Num dia um assassinato estúpido na frente da família numa festa de aniversário. No outro, um caso de abuso sexual por parte de um médico. Ambos, inquestionavelmente, produzidos por cidadãos de bem. Em comum nos dois casos a simpatia pelo presidente que se dizia a favor da tortura e que tinha como livro de cabeceira a biografia de um monstruoso torturador.

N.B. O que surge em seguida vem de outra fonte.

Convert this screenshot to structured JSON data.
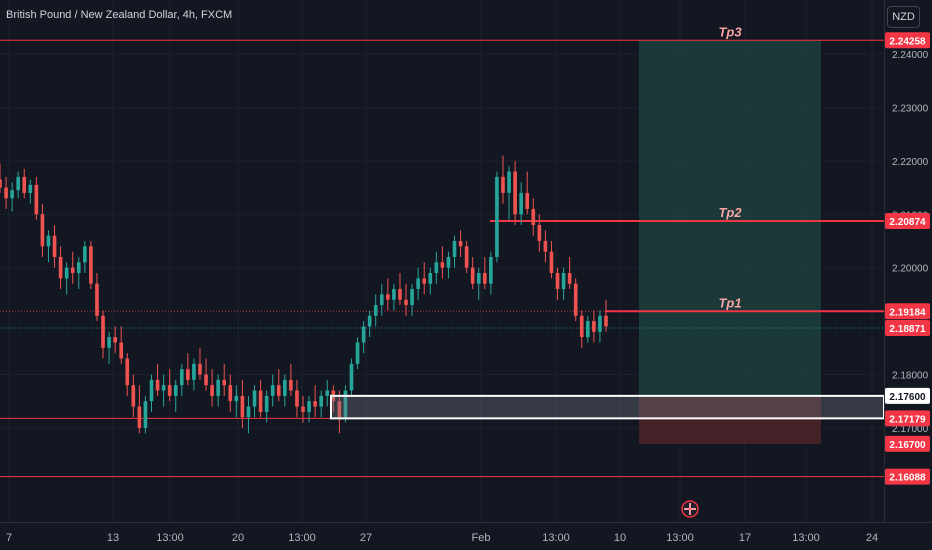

No caso da morte em Foz do Iguaçu é difícil dizer algo sobre a estupidez em forma bruta, que ceifou a vida de um pai de família cujo crime foi homenagear seu candidato na festa de aniversário. Muito ainda vai se falar sobre esse assassinato brutal, motivado por intolerância criminosa, e incentivado pelo próprio mandatário principal da nação. Entretanto, eu gostaria de me debruçar sobre o caso de abuso sexual ocorrido em uma maternidade do Rio de Janeiro. Por ter trabalhado em maternidades por mais de três décadas da minha vida eu lamento profundamente pelas pacientes atingidas por estes crimes, mas também penso mais além, nas repercussões que essa ação produzirá sobre toda a profissão médica – que depende de forma muito intensa da confiança que os pacientes depositam nos profissionais.

Como confiar nos médicos agora, se por trás de um sorriso ou um simples exame físico pairar o espectro da desconfiança? Como deixar as pacientes seguras de que por trás de pedidos e avaliações simples não se escondem intenções malévolas? Toda a ação médica se baseia no processo transferencial, a confiança em um suposto saber do profissional sobre o nosso corpo, nossa doença, nosso organismo e as razões pelas quais adoecemos e como podemos nos curar. Nesse processo ocorre uma entrega: oferecemos ao médico nossa intimidade mais profunda: nossas histórias, sentimentos, emoções, medos fragilidades e o nosso corpo.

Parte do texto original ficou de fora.